Yesterday I picked up the latest copy of Sew Simple magazine. This issue they've included a contest to design a Barbie outfit "inspired by your favorite fashion icon." This morning, while taxiing my daughter to school and my husband to the train, I was thinking of who I would consider my favorite fashion icon. Then it hit me. My mom.
I grew up in rural, Southern Illinois, and spent most of my young childhood being my mother's shadow. I didn't know much about Twiggy, or Jacqueline Kennedy, but I yearned to be grown up enough to wear a simple shift dress like my mom's. Maybe even one made out of green patterned double knit polyester. And I thought we were high society when my mom hosted a Sara Coventry jewelry party. When Mom had her friends over for an afternoon of card playing, I'd peek through the doorway as often as I dared to take in the spectacle of colorful dresses and the beautiful glint of costume jewels. But Mom was always the prettiest.

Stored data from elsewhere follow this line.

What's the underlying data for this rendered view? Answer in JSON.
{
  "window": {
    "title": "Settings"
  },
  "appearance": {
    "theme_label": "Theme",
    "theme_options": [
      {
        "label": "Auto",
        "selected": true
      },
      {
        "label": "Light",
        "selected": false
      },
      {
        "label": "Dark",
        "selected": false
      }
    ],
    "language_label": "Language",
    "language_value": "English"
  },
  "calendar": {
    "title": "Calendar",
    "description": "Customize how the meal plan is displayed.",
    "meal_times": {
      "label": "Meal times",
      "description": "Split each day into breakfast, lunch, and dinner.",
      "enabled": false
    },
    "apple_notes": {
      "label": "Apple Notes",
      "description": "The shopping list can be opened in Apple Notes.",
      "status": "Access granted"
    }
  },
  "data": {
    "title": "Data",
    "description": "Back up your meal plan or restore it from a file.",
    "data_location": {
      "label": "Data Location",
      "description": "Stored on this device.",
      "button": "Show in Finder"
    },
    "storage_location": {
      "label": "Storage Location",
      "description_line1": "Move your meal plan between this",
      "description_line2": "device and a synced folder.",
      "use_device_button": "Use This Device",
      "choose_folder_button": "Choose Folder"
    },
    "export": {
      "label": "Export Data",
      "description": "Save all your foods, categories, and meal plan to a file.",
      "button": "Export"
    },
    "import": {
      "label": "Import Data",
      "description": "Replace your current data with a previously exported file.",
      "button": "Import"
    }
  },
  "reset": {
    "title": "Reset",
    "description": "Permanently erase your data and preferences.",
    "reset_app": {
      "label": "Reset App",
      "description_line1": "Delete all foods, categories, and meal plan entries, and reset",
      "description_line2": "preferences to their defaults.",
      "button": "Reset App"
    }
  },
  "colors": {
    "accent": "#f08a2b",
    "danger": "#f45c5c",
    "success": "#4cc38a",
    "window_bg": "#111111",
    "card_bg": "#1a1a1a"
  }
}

Now Mom sits every day quietly in her chair at the nursing home. She can no longer dress herself, and even her memories have escaped into a part of her mind she can no longer reach because of the brutality of Alzheimer's. I sit next to her, and relive her memories for her, telling her of all the fun things she did with her family. Then I shed a few tears for her. It's been hard to watch her recognition of life slip away like water over rocks, but it makes me smile to think of some of the rote memories that stayed with her the longest. Along with the Lord's Prayer, there was a familiar saying from childhood that would come drifting back over her lips. As I get up to leave her to the dreamy world she now occupies, I kiss her gently on the forehead and whisper, "See you later, alligator," and she struggles to whisper back, "After while, crocodile."